图 5: CoA中最终答案生成的提示。我们使用处理后的链式提示让大语言模型重新回答用户的问题。
3. Experiments
3. 实验
In this section, we initially compare the performance of our Chain-of-Action framework with recent state-of-the-art baselines across various public benchmarks, followed by an in-depth analysis of these comparisons. Subsequently, we provide a detailed analysis of our launched case study: a Question Answering (QA) application in the Web3 domain.
在本节中,我们首先将 Chain-of-Action 框架与当前最先进的基线模型在多个公开基准测试中的性能进行对比,随后深入分析这些比较结果。接着,我们对已落地的案例研究——Web3 领域的问答 (QA) 应用进行详细解析。
3.1. Experiments with Benchmarks
3.1. 基准测试实验
Datasets and Evaluation Metric. We select four classic QA tasks that include web-based QA (Web Questions $\mathrm{QA}^{2}$ (WQA)(Berant et al., 2013)), general $\mathrm{QA}^{3}$ (DATE, General Knowledge, Social QA (SoQA)), Truth $\mathrm{QA}^{2}$ (Srivastava et al., 2022), Strategy $\mathrm{QA}^{2}(\mathrm{SQA})$ (Geva et al., 2021), and Fact Checking (FEVER4 (Thorne et al., 2018)).
数据集与评估指标。我们选择了四个经典问答任务,包括基于网络的问答 (Web Questions $\mathrm{QA}^{2}$ (WQA)(Berant et al., 2013))、通用 $\mathrm{QA}^{3}$ (DATE、常识问答、社交问答 (SoQA))、真实性 $\mathrm{QA}^{2}$ (Srivastava et al., 2022)、策略性 $\mathrm{QA}^{2}(\mathrm{SQA})$ (Geva et al., 2021) 以及事实核查 (FEVER4 (Thorne et al., 2018))。
For the evaluation metric, we use cover-EM (Rosset et al., 2020) to represent whether the generated answer contains the ground truth.
在评估指标方面,我们使用 cover-EM (Rosset et al., 2020) 来衡量生成答案是否包含真实答案。

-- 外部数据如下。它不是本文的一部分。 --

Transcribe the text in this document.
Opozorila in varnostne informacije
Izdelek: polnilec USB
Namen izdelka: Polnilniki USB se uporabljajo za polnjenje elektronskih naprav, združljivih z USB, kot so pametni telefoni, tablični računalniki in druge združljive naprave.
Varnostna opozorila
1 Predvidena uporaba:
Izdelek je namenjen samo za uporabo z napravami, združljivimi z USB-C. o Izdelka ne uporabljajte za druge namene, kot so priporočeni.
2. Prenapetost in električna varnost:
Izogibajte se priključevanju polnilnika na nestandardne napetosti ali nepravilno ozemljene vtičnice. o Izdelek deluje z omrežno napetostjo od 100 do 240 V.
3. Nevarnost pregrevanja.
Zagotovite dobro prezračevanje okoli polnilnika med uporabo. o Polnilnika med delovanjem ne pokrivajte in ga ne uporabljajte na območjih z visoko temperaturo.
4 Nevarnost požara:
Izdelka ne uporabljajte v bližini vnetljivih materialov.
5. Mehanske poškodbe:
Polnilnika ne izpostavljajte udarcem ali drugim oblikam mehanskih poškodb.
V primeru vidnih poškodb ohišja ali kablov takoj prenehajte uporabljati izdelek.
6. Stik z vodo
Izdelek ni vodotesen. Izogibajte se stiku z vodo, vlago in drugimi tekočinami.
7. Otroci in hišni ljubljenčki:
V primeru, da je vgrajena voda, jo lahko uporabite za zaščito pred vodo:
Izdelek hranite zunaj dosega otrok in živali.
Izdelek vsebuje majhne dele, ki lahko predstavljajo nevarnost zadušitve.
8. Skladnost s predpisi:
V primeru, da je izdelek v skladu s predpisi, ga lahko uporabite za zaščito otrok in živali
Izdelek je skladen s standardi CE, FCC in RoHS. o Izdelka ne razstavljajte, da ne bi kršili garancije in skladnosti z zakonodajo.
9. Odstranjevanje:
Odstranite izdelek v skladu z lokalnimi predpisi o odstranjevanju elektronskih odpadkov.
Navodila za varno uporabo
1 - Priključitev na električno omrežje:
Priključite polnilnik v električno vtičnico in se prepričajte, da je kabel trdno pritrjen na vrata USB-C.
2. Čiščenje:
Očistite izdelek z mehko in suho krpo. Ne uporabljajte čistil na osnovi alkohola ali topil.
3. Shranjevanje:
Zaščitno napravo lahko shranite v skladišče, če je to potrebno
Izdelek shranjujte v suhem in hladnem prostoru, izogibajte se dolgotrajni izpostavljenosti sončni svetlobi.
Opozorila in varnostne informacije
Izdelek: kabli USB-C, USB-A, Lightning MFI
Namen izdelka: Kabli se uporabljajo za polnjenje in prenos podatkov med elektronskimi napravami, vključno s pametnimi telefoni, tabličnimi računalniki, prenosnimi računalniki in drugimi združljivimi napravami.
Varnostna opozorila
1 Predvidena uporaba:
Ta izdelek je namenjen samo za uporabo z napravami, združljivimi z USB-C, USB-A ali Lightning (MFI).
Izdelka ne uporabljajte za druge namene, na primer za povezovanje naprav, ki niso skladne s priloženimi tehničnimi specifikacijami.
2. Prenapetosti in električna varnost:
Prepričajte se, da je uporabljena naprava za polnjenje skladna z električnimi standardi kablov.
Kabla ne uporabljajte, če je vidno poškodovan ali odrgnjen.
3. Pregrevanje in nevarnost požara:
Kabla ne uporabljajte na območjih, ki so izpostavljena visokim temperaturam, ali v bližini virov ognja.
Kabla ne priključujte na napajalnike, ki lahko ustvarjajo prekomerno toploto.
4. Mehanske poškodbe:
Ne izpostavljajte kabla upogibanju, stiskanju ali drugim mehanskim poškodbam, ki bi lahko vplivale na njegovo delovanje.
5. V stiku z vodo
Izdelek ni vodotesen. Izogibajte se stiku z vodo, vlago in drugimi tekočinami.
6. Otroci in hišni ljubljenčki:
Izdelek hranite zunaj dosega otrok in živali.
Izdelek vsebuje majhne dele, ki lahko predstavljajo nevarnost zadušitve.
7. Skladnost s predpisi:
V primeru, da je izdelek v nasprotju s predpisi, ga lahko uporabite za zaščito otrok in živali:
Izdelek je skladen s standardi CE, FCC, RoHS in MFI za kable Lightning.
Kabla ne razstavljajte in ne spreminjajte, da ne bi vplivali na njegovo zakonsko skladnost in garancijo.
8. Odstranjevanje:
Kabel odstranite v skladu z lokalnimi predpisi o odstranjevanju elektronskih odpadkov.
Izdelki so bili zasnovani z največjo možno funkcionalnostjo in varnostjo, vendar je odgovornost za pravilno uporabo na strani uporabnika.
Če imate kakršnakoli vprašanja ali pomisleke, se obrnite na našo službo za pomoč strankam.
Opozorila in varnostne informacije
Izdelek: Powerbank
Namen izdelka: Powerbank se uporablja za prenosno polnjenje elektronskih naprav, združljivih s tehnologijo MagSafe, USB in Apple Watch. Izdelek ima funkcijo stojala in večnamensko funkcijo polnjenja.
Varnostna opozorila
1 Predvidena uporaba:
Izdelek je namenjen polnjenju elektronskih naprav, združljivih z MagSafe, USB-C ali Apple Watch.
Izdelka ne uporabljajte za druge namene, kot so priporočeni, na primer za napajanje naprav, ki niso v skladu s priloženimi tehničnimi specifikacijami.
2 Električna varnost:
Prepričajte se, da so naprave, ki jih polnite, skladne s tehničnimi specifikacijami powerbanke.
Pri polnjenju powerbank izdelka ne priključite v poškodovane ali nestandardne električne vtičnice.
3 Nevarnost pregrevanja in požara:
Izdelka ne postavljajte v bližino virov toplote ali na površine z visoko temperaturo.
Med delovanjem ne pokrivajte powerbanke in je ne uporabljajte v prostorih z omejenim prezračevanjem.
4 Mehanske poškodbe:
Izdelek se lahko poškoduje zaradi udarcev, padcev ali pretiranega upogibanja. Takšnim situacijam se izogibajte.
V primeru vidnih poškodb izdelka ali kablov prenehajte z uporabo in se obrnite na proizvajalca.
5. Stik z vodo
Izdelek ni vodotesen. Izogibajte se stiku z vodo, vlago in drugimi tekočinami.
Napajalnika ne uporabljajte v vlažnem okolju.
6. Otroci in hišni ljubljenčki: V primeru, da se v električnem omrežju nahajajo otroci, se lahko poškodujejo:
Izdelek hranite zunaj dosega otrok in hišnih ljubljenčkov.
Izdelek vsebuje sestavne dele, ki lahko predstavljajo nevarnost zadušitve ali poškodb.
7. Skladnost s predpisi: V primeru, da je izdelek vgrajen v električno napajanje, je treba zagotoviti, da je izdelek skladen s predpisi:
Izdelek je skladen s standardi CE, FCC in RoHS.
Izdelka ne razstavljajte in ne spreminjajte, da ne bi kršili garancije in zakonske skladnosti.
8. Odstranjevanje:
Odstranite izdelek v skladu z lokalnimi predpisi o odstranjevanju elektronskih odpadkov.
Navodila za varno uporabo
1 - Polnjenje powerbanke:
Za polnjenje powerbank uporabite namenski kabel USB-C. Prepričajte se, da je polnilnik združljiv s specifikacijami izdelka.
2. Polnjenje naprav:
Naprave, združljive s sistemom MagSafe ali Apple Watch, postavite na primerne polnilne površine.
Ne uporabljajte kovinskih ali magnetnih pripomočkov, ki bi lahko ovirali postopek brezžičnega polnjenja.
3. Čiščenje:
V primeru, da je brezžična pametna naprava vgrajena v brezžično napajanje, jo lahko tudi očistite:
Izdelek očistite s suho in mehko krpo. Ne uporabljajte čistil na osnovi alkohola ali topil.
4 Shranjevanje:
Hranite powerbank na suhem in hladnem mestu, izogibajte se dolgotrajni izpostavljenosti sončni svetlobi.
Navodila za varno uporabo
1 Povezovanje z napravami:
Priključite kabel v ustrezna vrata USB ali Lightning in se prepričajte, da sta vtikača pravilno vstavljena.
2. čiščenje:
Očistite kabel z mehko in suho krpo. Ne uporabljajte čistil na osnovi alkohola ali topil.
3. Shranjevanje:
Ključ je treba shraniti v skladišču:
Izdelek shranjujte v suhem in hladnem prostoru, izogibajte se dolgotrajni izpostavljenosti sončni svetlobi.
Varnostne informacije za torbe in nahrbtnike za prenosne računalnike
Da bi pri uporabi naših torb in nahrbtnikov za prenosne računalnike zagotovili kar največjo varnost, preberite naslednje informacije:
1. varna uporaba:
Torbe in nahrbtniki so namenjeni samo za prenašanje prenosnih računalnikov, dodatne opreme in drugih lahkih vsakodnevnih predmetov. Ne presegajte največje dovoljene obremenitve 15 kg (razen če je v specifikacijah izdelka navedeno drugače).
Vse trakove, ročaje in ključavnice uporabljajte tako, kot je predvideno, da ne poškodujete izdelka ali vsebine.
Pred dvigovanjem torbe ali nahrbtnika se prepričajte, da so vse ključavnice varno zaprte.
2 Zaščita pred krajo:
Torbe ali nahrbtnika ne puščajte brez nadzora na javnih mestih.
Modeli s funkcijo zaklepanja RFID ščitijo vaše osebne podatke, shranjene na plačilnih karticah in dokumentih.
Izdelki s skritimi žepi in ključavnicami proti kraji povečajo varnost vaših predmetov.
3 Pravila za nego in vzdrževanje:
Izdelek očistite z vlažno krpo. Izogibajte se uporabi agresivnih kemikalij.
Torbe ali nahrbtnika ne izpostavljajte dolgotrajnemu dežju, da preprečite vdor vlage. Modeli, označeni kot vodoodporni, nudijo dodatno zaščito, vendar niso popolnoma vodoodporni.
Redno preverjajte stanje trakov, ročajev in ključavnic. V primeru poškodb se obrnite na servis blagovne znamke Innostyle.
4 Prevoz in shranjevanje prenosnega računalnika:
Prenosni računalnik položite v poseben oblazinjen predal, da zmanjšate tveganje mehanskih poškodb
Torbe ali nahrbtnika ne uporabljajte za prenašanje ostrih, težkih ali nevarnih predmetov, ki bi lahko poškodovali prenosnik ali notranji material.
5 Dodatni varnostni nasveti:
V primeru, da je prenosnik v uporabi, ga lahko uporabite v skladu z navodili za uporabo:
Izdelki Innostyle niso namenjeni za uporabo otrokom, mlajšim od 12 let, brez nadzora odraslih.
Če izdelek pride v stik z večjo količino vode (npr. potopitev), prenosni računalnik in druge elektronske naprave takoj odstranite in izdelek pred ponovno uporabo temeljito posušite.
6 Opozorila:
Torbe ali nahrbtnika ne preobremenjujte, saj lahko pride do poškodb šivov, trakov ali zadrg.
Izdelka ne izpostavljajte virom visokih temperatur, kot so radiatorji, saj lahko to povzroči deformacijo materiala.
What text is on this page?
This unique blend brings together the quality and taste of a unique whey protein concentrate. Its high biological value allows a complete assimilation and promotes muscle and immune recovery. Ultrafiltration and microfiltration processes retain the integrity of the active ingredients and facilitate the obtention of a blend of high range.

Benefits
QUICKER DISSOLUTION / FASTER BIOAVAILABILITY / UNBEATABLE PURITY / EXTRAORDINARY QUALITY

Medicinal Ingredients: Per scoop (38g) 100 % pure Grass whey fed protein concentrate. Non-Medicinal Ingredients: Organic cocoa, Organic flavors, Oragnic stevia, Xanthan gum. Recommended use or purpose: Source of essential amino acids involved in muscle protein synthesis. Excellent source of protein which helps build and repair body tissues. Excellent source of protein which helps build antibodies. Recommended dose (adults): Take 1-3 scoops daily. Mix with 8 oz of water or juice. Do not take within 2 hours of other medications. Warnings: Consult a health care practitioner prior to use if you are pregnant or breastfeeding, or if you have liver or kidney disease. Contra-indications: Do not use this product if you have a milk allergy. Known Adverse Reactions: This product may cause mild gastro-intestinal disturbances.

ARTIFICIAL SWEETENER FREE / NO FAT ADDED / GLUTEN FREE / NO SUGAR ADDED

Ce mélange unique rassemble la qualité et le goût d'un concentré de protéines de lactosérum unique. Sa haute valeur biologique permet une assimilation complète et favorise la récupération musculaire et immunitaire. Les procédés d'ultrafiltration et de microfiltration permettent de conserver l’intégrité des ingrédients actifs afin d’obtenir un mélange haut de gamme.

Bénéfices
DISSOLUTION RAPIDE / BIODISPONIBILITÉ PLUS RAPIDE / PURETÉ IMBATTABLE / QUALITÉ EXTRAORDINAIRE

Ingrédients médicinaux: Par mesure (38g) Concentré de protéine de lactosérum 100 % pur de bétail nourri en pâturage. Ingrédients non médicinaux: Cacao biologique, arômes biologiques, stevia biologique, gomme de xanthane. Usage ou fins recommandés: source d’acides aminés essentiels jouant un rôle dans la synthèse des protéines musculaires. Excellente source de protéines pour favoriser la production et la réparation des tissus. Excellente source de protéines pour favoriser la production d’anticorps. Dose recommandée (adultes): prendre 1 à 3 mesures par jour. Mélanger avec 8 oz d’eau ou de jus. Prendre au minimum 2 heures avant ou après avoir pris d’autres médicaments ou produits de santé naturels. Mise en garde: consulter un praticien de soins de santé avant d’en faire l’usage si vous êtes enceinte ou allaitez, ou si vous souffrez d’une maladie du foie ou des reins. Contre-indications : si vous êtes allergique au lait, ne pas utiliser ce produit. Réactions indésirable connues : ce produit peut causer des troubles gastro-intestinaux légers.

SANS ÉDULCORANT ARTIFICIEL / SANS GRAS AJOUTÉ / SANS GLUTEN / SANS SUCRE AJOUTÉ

We categorize our baseline methods into two types: the first type focuses on reasoning, prompting LLM to solve complex questions (Few-shot Prompting, Chain-of-Thought (CoT) (Wei et al., 2022), Self Consistency (SC) (Wang et al., 2022), Tree of Thought (ToT) (Yao et al., 2023a), Leastto-Most (Zhou et al., 2022), and Auto-Chain-of-Thought (Auto-CoT) (Zhang et al., 2023)), and the second RetrievalAugmented-Generation (RAG) type that integrates Information Retrieval to enhance reasoning capabilities (ToolFormer (Schick et al., 2023a),Self-Ask (Press et al., 2022), React (Yao et al., 2023b), Search Chain (SeChain) (Xu et al., 2023), and DSP (Khattab et al., 2022)). We conduct a thorough functional comparison between these baseline methods and our Chain-of-Action (CoA), as presented in Table 1.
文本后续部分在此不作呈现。